Amazon’s push into groceries follows that game plan of big box competitors that sell food at or below cost to get people into the store with hopes that they also buy higher-margin items such as clothing and electronics. People buy groceries frequently, putting a retailer in regular contact with the shopper and generating order volumes that can help Amazon achieve economies of scale that are crucial to make e-commerce profitable. It is estimated that annual online grocery spending in the US will more than double to $70 billion by 2021.

Amazon is the largest of seven retailers chosen for the two-year food stamps program. The US Department of Agriculture, which administers SNAP, sees access to online groceries as a benefit to urban and rural residents with limited shopping options.
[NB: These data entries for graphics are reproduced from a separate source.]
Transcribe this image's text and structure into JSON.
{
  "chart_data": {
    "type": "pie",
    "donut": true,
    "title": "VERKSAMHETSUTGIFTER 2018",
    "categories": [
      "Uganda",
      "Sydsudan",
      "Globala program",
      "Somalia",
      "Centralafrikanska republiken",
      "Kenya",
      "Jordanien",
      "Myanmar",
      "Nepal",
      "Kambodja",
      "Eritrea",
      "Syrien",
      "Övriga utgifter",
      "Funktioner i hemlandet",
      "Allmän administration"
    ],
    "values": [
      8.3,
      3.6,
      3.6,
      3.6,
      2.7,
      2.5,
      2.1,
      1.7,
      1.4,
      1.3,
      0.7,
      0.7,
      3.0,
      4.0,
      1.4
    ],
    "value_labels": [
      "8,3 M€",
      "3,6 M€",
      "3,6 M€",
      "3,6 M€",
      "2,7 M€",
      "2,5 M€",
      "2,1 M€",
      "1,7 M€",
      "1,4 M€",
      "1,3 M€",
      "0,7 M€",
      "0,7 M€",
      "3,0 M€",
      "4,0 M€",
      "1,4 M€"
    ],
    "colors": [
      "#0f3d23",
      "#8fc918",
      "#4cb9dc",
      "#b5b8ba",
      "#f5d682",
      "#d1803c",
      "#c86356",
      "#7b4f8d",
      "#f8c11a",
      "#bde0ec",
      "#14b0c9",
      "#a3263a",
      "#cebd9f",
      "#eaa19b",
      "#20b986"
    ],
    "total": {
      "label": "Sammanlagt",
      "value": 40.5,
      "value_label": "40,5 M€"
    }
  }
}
The pilot will let the agency work out any payment and security issues before allowing online food stamp purchases nationally. Amazon’s selection and competitive pricing can improve the grocery shopping experience for SNAP participants, while helping them extend their benefits further.

Serving food stamp recipients would put provide a public relations boost to Amazon after an investigation revealed that some predominantly minority neighborhoods in Boston, New York, Chicago, Dallas, and Washington DC, were excluded from Amazon’s same-day delivery service. Amazon has since expanded the service and filled the gaps. Also in April 2016, Amazon introduced a $10.99 a month payment plan for Prime, making it more appealing to those who can’t afford a one-time $99 fee for yearly membership. That helped Amazon increase Prime membership among those earning less than $25,000 a year from 6% in 2014 to 11% at the end of 2016. Some of these customers use food stamps.

The push could be bad news for Wal-Mart, which gets more than half its $298 billion in annual US revenue from grocery sales. The world’s biggest retailer is already battling German-owned chain Aldi and other discount grocers for low-income shoppers. Now the world’s biggest online retailer is chasing those shoppers too!

Stock Performance

a4Amazon.com’s stock stood at $817.14, inching up 0.43%, at the close on Friday, January 13th, 2017, having vacillated between an intraday high of $821.65 and a low of $811.40 during the session. The stock’s trading volume was at 3,775,574 for the day. The Company’s market cap was at $386.61 billion as of Friday’s close.